Sunday, September 2, 2018

Random Pictures from the Desert Southwest

I thought it would be fun to gather all my desert trip pictures in one place. These go back a ways and many were taken with horrible cellphone cameras, so if the quality of some of them offends you, assume that I did it with a filter for artistic purposes.

Four Corners Area - Mesa Verde Cliff Dwellings, the Iconic Monument Valley

Stop and get some turquoise and fry bread and listen to the Dine (Navajo) radio station, which features Navajo chants for music, then cuts away for a brief news report in Dine, and then back to chanting. The area around Mesa Verde actually had more people when MV was a going concern around a thousand years ago than it does now. The display case is in the Burger King in Kayenta and contains captured material from Japan brought back by the code talkers.










Bryce Canyon, Capitol Reef, Goblin Valley, the Canyonlands

Capitol Reef is the greatest national park you'll never go to, because it's not close to anything (not even the other south Utah parks really.) At one point you can see the dinosaur bones embedded in a cliff; in another, a massive boulder of quartz, like some kind of dormant alien egg. In the Canyonlands I spent most of my time in the Needles area (one of the greatest hikes of my life) and I also made it to the amazing petroglyphs in the remote Horseshoe Canyon section (the one where Aaron Rawls cut his own arm off), which like much of south Utah also features dinosaur tracks.

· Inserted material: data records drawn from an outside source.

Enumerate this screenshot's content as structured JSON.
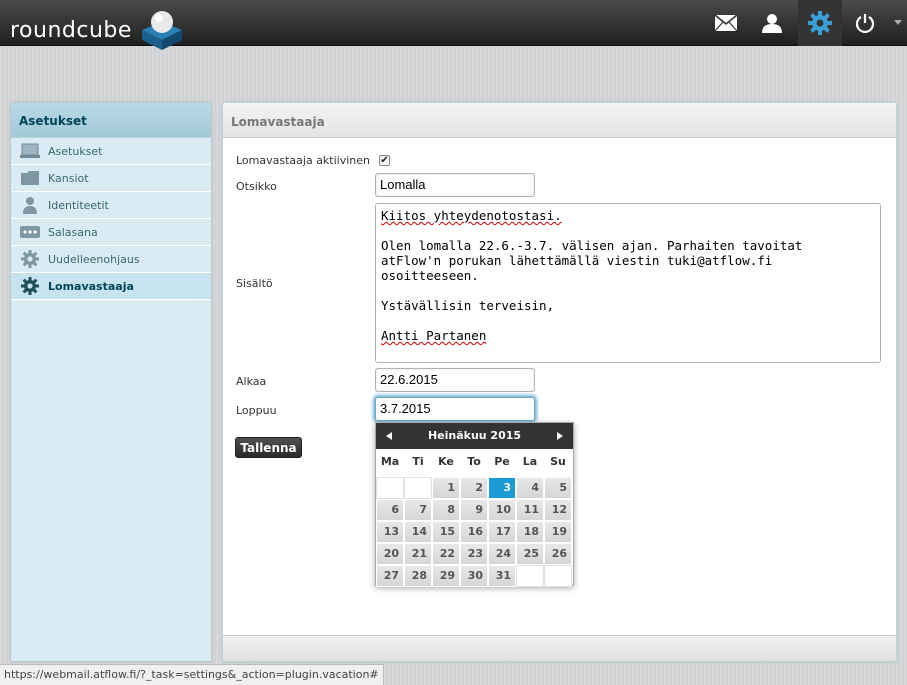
{
  "app": {
    "name": "roundcube"
  },
  "topbar": {
    "buttons": [
      "mail-icon",
      "contacts-icon",
      "settings-icon",
      "logout-icon"
    ],
    "active": "settings-icon",
    "accent": "#3ca0d8"
  },
  "sidebar": {
    "title": "Asetukset",
    "items": [
      {
        "label": "Asetukset",
        "icon": "monitor-icon"
      },
      {
        "label": "Kansiot",
        "icon": "folder-icon"
      },
      {
        "label": "Identiteetit",
        "icon": "person-icon"
      },
      {
        "label": "Salasana",
        "icon": "password-icon"
      },
      {
        "label": "Uudelleenohjaus",
        "icon": "gear-icon"
      },
      {
        "label": "Lomavastaaja",
        "icon": "gear-icon",
        "selected": true
      }
    ]
  },
  "main": {
    "title": "Lomavastaaja",
    "form": {
      "active_label": "Lomavastaaja aktiivinen",
      "active_checked": true,
      "subject_label": "Otsikko",
      "subject_value": "Lomalla",
      "body_label": "Sisältö",
      "body_lines": [
        "Kiitos yhteydenotostasi.",
        "",
        "Olen lomalla 22.6.-3.7. välisen ajan. Parhaiten tavoitat",
        "atFlow'n porukan lähettämällä viestin tuki@atflow.fi",
        "osoitteeseen.",
        "",
        "Ystävällisin terveisin,",
        "",
        "Antti Partanen"
      ],
      "start_label": "Alkaa",
      "start_value": "22.6.2015",
      "end_label": "Loppuu",
      "end_value": "3.7.2015",
      "save_label": "Tallenna"
    }
  },
  "datepicker": {
    "month_label": "Heinäkuu 2015",
    "weekdays": [
      "Ma",
      "Ti",
      "Ke",
      "To",
      "Pe",
      "La",
      "Su"
    ],
    "weeks": [
      [
        "",
        "",
        "1",
        "2",
        "3",
        "4",
        "5"
      ],
      [
        "6",
        "7",
        "8",
        "9",
        "10",
        "11",
        "12"
      ],
      [
        "13",
        "14",
        "15",
        "16",
        "17",
        "18",
        "19"
      ],
      [
        "20",
        "21",
        "22",
        "23",
        "24",
        "25",
        "26"
      ],
      [
        "27",
        "28",
        "29",
        "30",
        "31",
        "",
        ""
      ]
    ],
    "selected_day": "3",
    "selected_color": "#1a9bd4"
  },
  "statusbar": {
    "url": "https://webmail.atflow.fi/?_task=settings&_action=plugin.vacation#"
  }
}
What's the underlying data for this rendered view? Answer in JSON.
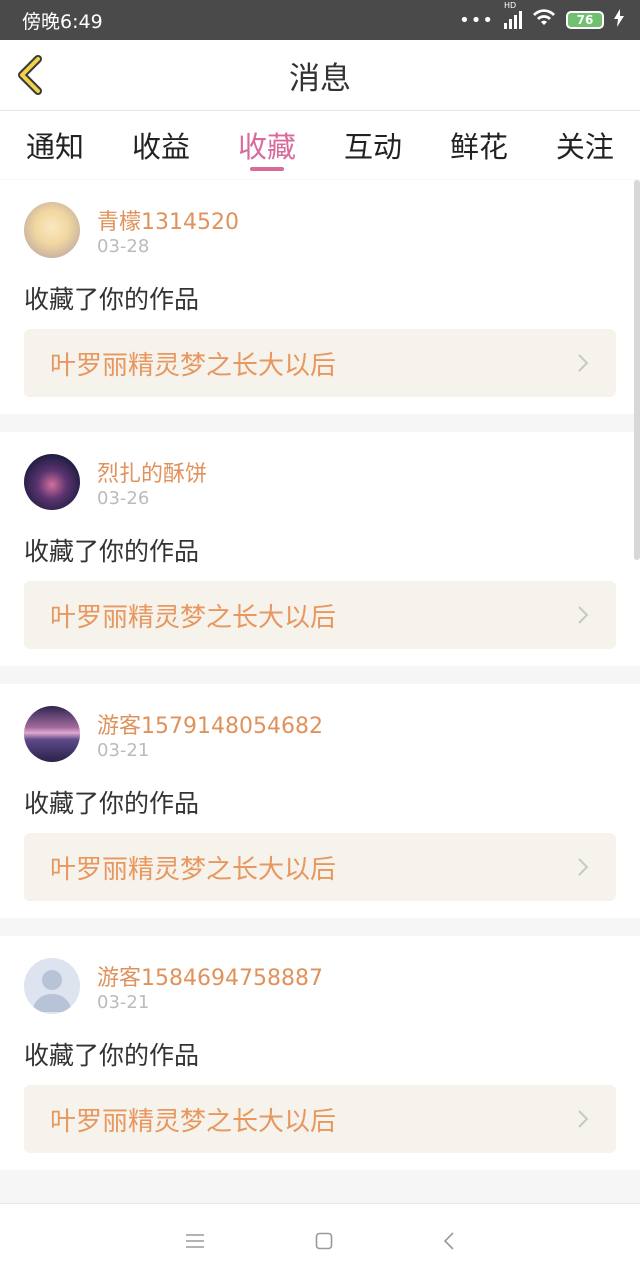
{
  "status_bar": {
    "time": "傍晚6:49",
    "signal_label": "HD",
    "battery": "76"
  },
  "header": {
    "title": "消息"
  },
  "tabs": [
    {
      "label": "通知"
    },
    {
      "label": "收益"
    },
    {
      "label": "收藏",
      "active": true
    },
    {
      "label": "互动"
    },
    {
      "label": "鲜花"
    },
    {
      "label": "关注"
    }
  ],
  "messages": [
    {
      "user": "青檬1314520",
      "date": "03-28",
      "action": "收藏了你的作品",
      "work": "叶罗丽精灵梦之长大以后"
    },
    {
      "user": "烈扎的酥饼",
      "date": "03-26",
      "action": "收藏了你的作品",
      "work": "叶罗丽精灵梦之长大以后"
    },
    {
      "user": "游客1579148054682",
      "date": "03-21",
      "action": "收藏了你的作品",
      "work": "叶罗丽精灵梦之长大以后"
    },
    {
      "user": "游客1584694758887",
      "date": "03-21",
      "action": "收藏了你的作品",
      "work": "叶罗丽精灵梦之长大以后"
    }
  ],
  "colors": {
    "accent": "#d86b9c",
    "username": "#e0925c",
    "work_title": "#e8975f"
  }
}
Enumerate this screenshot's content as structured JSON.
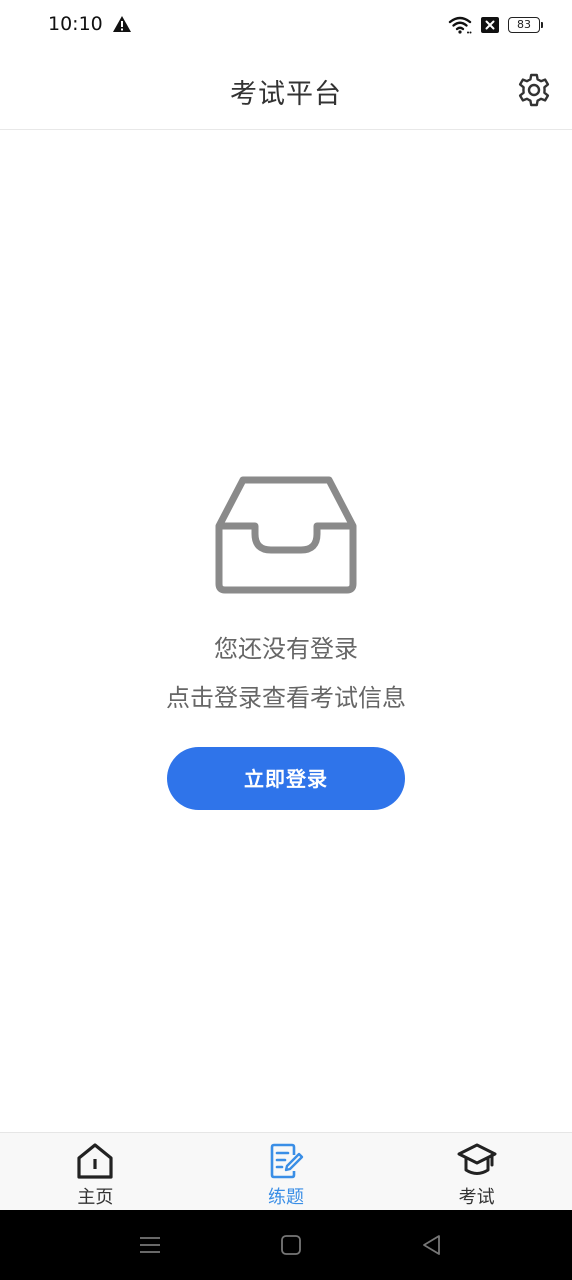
{
  "status_bar": {
    "time": "10:10",
    "battery": "83",
    "icons": [
      "warning-icon",
      "wifi-icon",
      "sim-off-icon",
      "battery-icon"
    ]
  },
  "header": {
    "title": "考试平台",
    "settings_icon": "gear-icon"
  },
  "empty_state": {
    "icon": "inbox-icon",
    "line1": "您还没有登录",
    "line2": "点击登录查看考试信息",
    "login_button": "立即登录"
  },
  "tabs": [
    {
      "label": "主页",
      "icon": "home-icon",
      "active": false
    },
    {
      "label": "练题",
      "icon": "edit-note-icon",
      "active": true
    },
    {
      "label": "考试",
      "icon": "graduation-cap-icon",
      "active": false
    }
  ],
  "system_nav": {
    "icons": [
      "menu-icon",
      "home-square-icon",
      "back-triangle-icon"
    ]
  },
  "colors": {
    "accent": "#2f74ea",
    "tab_active": "#3a8ee6",
    "text_primary": "#333333",
    "text_secondary": "#666666",
    "icon_gray": "#8a8a8a"
  }
}
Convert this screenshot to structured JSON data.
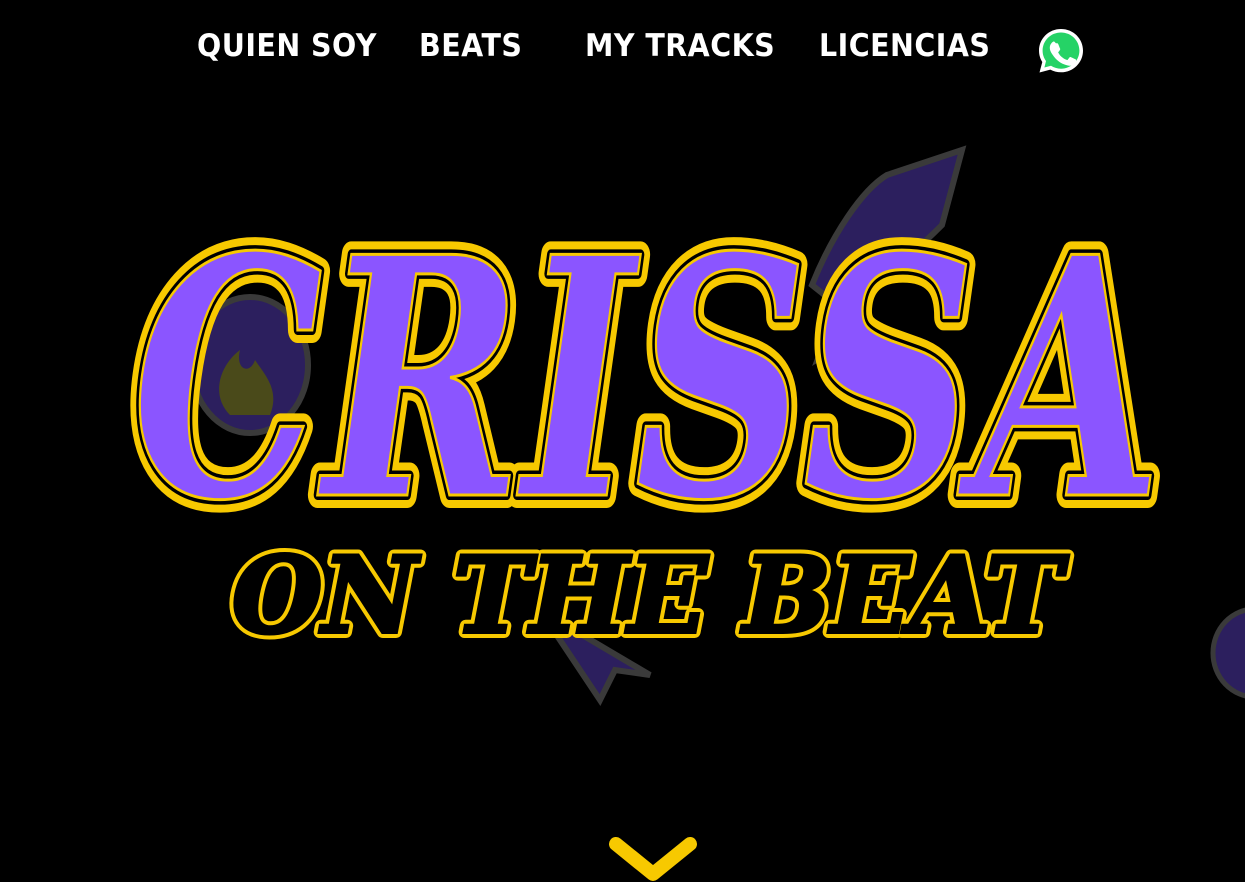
{
  "nav": {
    "items": [
      {
        "label": "QUIEN SOY"
      },
      {
        "label": "BEATS"
      },
      {
        "label": "MY TRACKS"
      },
      {
        "label": "LICENCIAS"
      }
    ],
    "whatsapp_icon": "whatsapp-icon"
  },
  "hero": {
    "logo_title": "CRISSA",
    "logo_subtitle": "ON THE BEAT"
  },
  "scroll_icon": "chevron-down-icon",
  "colors": {
    "background": "#000000",
    "nav_text": "#ffffff",
    "logo_fill": "#8b55ff",
    "logo_outline": "#f7c900",
    "whatsapp_green": "#25d366",
    "sticker_gray": "#3a3a3a",
    "sticker_purple": "#2c1f5e"
  }
}
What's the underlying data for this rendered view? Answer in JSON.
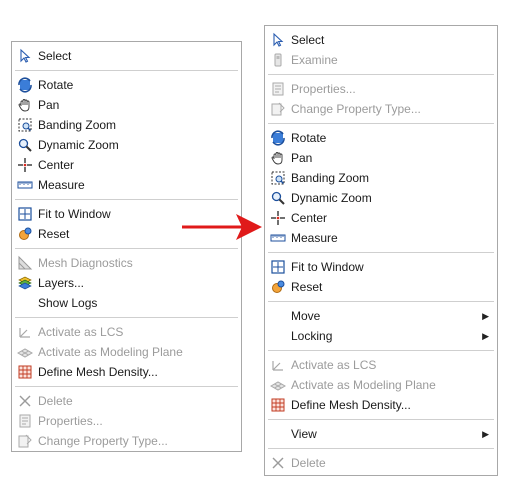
{
  "left_menu": {
    "items": [
      {
        "label": "Select",
        "icon": "cursor-icon"
      },
      {
        "label": "Rotate",
        "icon": "rotate-icon"
      },
      {
        "label": "Pan",
        "icon": "hand-icon"
      },
      {
        "label": "Banding Zoom",
        "icon": "banding-zoom-icon"
      },
      {
        "label": "Dynamic Zoom",
        "icon": "magnifier-icon"
      },
      {
        "label": "Center",
        "icon": "center-icon"
      },
      {
        "label": "Measure",
        "icon": "ruler-icon"
      },
      {
        "label": "Fit to Window",
        "icon": "fit-window-icon"
      },
      {
        "label": "Reset",
        "icon": "reset-icon"
      },
      {
        "label": "Mesh Diagnostics",
        "icon": "mesh-diagnostics-icon"
      },
      {
        "label": "Layers...",
        "icon": "layers-icon"
      },
      {
        "label": "Show Logs",
        "icon": ""
      },
      {
        "label": "Activate as LCS",
        "icon": "lcs-icon"
      },
      {
        "label": "Activate as Modeling Plane",
        "icon": "modeling-plane-icon"
      },
      {
        "label": "Define Mesh Density...",
        "icon": "mesh-density-icon"
      },
      {
        "label": "Delete",
        "icon": "delete-icon"
      },
      {
        "label": "Properties...",
        "icon": "properties-icon"
      },
      {
        "label": "Change Property Type...",
        "icon": "change-property-icon"
      }
    ]
  },
  "right_menu": {
    "items": [
      {
        "label": "Select",
        "icon": "cursor-icon"
      },
      {
        "label": "Examine",
        "icon": "examine-icon"
      },
      {
        "label": "Properties...",
        "icon": "properties-icon"
      },
      {
        "label": "Change Property Type...",
        "icon": "change-property-icon"
      },
      {
        "label": "Rotate",
        "icon": "rotate-icon"
      },
      {
        "label": "Pan",
        "icon": "hand-icon"
      },
      {
        "label": "Banding Zoom",
        "icon": "banding-zoom-icon"
      },
      {
        "label": "Dynamic Zoom",
        "icon": "magnifier-icon"
      },
      {
        "label": "Center",
        "icon": "center-icon"
      },
      {
        "label": "Measure",
        "icon": "ruler-icon"
      },
      {
        "label": "Fit to Window",
        "icon": "fit-window-icon"
      },
      {
        "label": "Reset",
        "icon": "reset-icon"
      },
      {
        "label": "Move",
        "icon": ""
      },
      {
        "label": "Locking",
        "icon": ""
      },
      {
        "label": "Activate as LCS",
        "icon": "lcs-icon"
      },
      {
        "label": "Activate as Modeling Plane",
        "icon": "modeling-plane-icon"
      },
      {
        "label": "Define Mesh Density...",
        "icon": "mesh-density-icon"
      },
      {
        "label": "View",
        "icon": ""
      },
      {
        "label": "Delete",
        "icon": "delete-icon"
      }
    ]
  },
  "colors": {
    "arrow": "#e01a1a",
    "separator": "#cfcfcf",
    "disabled_text": "#9b9b9b"
  }
}
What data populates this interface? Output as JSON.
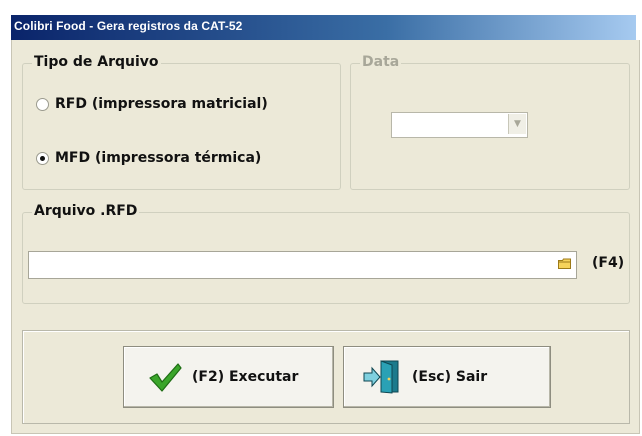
{
  "window": {
    "title": "Colibri Food - Gera registros da CAT-52"
  },
  "tipo_arquivo": {
    "legend": "Tipo de Arquivo",
    "options": [
      {
        "label": "RFD (impressora matricial)",
        "checked": false
      },
      {
        "label": "MFD (impressora térmica)",
        "checked": true
      }
    ]
  },
  "data_group": {
    "legend": "Data",
    "value": "",
    "enabled": false
  },
  "arquivo": {
    "legend": "Arquivo .RFD",
    "value": "",
    "shortcut": "(F4)",
    "browse_icon": "folder-icon"
  },
  "buttons": {
    "executar": {
      "label": "(F2) Executar",
      "icon": "checkmark-icon",
      "icon_color": "#3aa52a"
    },
    "sair": {
      "label": "(Esc) Sair",
      "icon": "exit-door-icon",
      "icon_color": "#1c7a8c"
    }
  }
}
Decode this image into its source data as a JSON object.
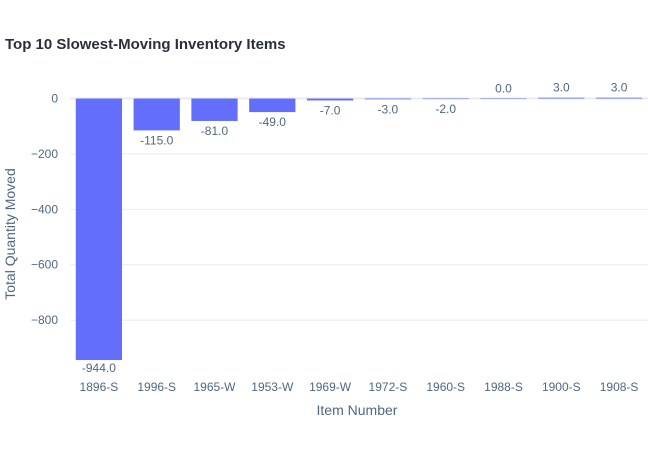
{
  "chart_data": {
    "type": "bar",
    "title": "Top 10 Slowest-Moving Inventory Items",
    "xlabel": "Item Number",
    "ylabel": "Total Quantity Moved",
    "categories": [
      "1896-S",
      "1996-S",
      "1965-W",
      "1953-W",
      "1969-W",
      "1972-S",
      "1960-S",
      "1988-S",
      "1900-S",
      "1908-S"
    ],
    "values": [
      -944,
      -115,
      -81,
      -49,
      -7,
      -3,
      -2,
      0,
      3,
      3
    ],
    "data_labels": [
      "-944.0",
      "-115.0",
      "-81.0",
      "-49.0",
      "-7.0",
      "-3.0",
      "-2.0",
      "0.0",
      "3.0",
      "3.0"
    ],
    "y_ticks": [
      0,
      -200,
      -400,
      -600,
      -800
    ],
    "y_tick_labels": [
      "0",
      "−200",
      "−400",
      "−600",
      "−800"
    ],
    "ylim": [
      -980,
      38
    ],
    "grid": true,
    "bar_color": "#636efa",
    "gridline_color": "#e8ebf0",
    "text_color": "#506784"
  }
}
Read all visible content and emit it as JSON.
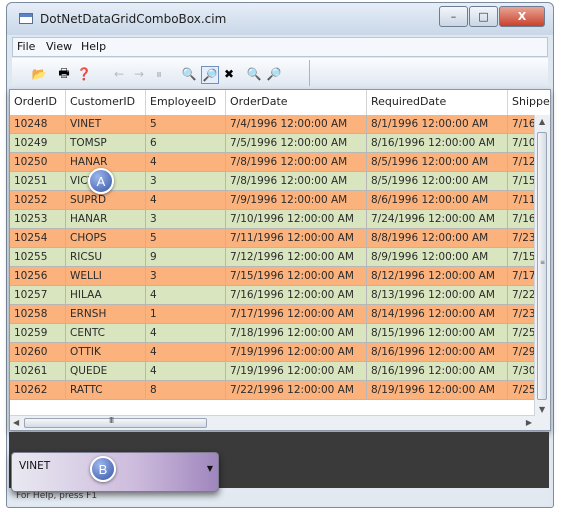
{
  "window": {
    "title": "DotNetDataGridComboBox.cim",
    "minimize": "–",
    "maximize": "□",
    "close": "X"
  },
  "menu": [
    "File",
    "View",
    "Help"
  ],
  "toolbar": {
    "icons": [
      "open-folder-icon",
      "print-preview-icon",
      "help-pointer-icon",
      "back-arrow-icon",
      "forward-arrow-icon",
      "stop-icon",
      "zoom-icon",
      "zoom-region-icon",
      "disconnect-icon",
      "zoom-in-icon",
      "zoom-out-icon"
    ],
    "glyphs": [
      "📂",
      "🖶",
      "❓",
      "←",
      "→",
      "⏸",
      "🔍",
      "🔎",
      "✖",
      "🔍",
      "🔎"
    ],
    "disabled": [
      false,
      false,
      false,
      true,
      true,
      true,
      false,
      false,
      false,
      true,
      true
    ]
  },
  "grid": {
    "columns": [
      "OrderID",
      "CustomerID",
      "EmployeeID",
      "OrderDate",
      "RequiredDate",
      "Shippe"
    ],
    "rows": [
      [
        "10248",
        "VINET",
        "5",
        "7/4/1996 12:00:00 AM",
        "8/1/1996 12:00:00 AM",
        "7/16/1"
      ],
      [
        "10249",
        "TOMSP",
        "6",
        "7/5/1996 12:00:00 AM",
        "8/16/1996 12:00:00 AM",
        "7/10/1"
      ],
      [
        "10250",
        "HANAR",
        "4",
        "7/8/1996 12:00:00 AM",
        "8/5/1996 12:00:00 AM",
        "7/12/1"
      ],
      [
        "10251",
        "VICTE",
        "3",
        "7/8/1996 12:00:00 AM",
        "8/5/1996 12:00:00 AM",
        "7/15/1"
      ],
      [
        "10252",
        "SUPRD",
        "4",
        "7/9/1996 12:00:00 AM",
        "8/6/1996 12:00:00 AM",
        "7/11/1"
      ],
      [
        "10253",
        "HANAR",
        "3",
        "7/10/1996 12:00:00 AM",
        "7/24/1996 12:00:00 AM",
        "7/16/1"
      ],
      [
        "10254",
        "CHOPS",
        "5",
        "7/11/1996 12:00:00 AM",
        "8/8/1996 12:00:00 AM",
        "7/23/1"
      ],
      [
        "10255",
        "RICSU",
        "9",
        "7/12/1996 12:00:00 AM",
        "8/9/1996 12:00:00 AM",
        "7/15/1"
      ],
      [
        "10256",
        "WELLI",
        "3",
        "7/15/1996 12:00:00 AM",
        "8/12/1996 12:00:00 AM",
        "7/17/1"
      ],
      [
        "10257",
        "HILAA",
        "4",
        "7/16/1996 12:00:00 AM",
        "8/13/1996 12:00:00 AM",
        "7/22/1"
      ],
      [
        "10258",
        "ERNSH",
        "1",
        "7/17/1996 12:00:00 AM",
        "8/14/1996 12:00:00 AM",
        "7/23/1"
      ],
      [
        "10259",
        "CENTC",
        "4",
        "7/18/1996 12:00:00 AM",
        "8/15/1996 12:00:00 AM",
        "7/25/1"
      ],
      [
        "10260",
        "OTTIK",
        "4",
        "7/19/1996 12:00:00 AM",
        "8/16/1996 12:00:00 AM",
        "7/29/1"
      ],
      [
        "10261",
        "QUEDE",
        "4",
        "7/19/1996 12:00:00 AM",
        "8/16/1996 12:00:00 AM",
        "7/30/1"
      ],
      [
        "10262",
        "RATTC",
        "8",
        "7/22/1996 12:00:00 AM",
        "8/19/1996 12:00:00 AM",
        "7/25/1"
      ]
    ],
    "row_colors": {
      "odd": "#fbb27d",
      "even": "#d8e5bf"
    },
    "scroll_grip": "III"
  },
  "combo": {
    "value": "VINET"
  },
  "callouts": {
    "a": "A",
    "b": "B"
  },
  "status": {
    "text": "For Help, press F1"
  }
}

Utah: Bonneville Salt Flats from I-80




Palm Springs and Salvation Mountain

The gentleman who built Salvation Mountain was still living and coherent when I was there and that day he was discussing his works with some rapt French architecture students. Oddly, Palm Springs is often wet and cold when I'm there.






California: Off the Pearblossom Highway

There are some cool hot springs near Victorville, plus who doesn't like a nice Joshua Tree now and again.








California: Mojave Preserve








Nevada: Desert National Wildlife Refuge






Nevada: Mt. Charleston

I'm not a huge fan of Las Vegas, but Mt. Charleston is hands-down the best hike I've ever done in Nevada outside the Tahoe area, and the foliage as you can see was excellent. I wasn't expecting this to be such a great mountain. In one spot you can see what remained of a 1950s crashed plane, in 2008. I don't think there's anything left today thanks to souvenir-takers. You can clearly see down into Groom Lake AFB (which supposedly houses Area 51) but I didn't see any aliens.
























California: Cuyamaca Ranch, San Diego County




Death Valley

I'm not religious, but I joked that in Death Valley, God got lazy and stopped finishing creation (didn't include living things; didn't separate the elements, ie the salt or the copper you can see in the green cliffs at one point.) It forces you to imagine what Earth might look like if life had never evolved.














Grand Canyon














Black Rock Desert, 2000

In 2000 everyone was saying "hey man, it's not like the Burn used to be back in '92. It's so commercialized now!" Sound familiar, 2018 attendees, who are yearning for the authentic experience of 2000-Burning Man?












Alamogordo, New Mexico: The Trinity Site

This is the site of the very first atomic explosion produced by human beings - ground zero, literally and figuratively, for the nuclear age. You can stand at the spot where it exploded, and there is vegetation everywhere except right there, though that's probably from people standing there. (Vegetation was actually regrowing by several months later.) You can actually head out there twice a year with no reservation - just have proper ID, be in the line-up by a certain time, and the military will escort a whole convoy of you and your fellow military-industrial looky-loos out to the site. It's still an active military proving ground today. The green glass in the one picture is "trinitite", where the heat of the explosion melted the sand. I originally had the brilliant, stupid idea of stealing some by picking it up with chewing gum on my shoes (this is how the guys who escaped from Alcatraz got the hair for the life-like dummies they left behind in their cells - from walking through the prison barber shop.) I changed my mind when I noticed 1) the nice military policewomen with large machine guns and 2) trinitite has lots of neat-o hot nuclei like europium that I didn't want near my gametes, which is part of why they shoot you if you try to take it. Oddly appropriate, there is a basalt area called the Valley of Fire nearby with good petroglyphs.








Arizona: Navajo Nation and Canyon de Chelly











Utah: Zion

It was on the 1.5 hour drive back from Zion that a visitor from Japan said "I never really believed that America was forty times bigger than Japan. Until now."









Tucson, AZ: The Minuteman Missile Museum






New Mexico: Carlsbad Caverns and Chaco Canyon

I'm not a big fan of caves but Carlsbad is so immense that it's basically like being outside, except dark and cold. Chaco Canyon is a national treasure and I'm amazed that it's not better known.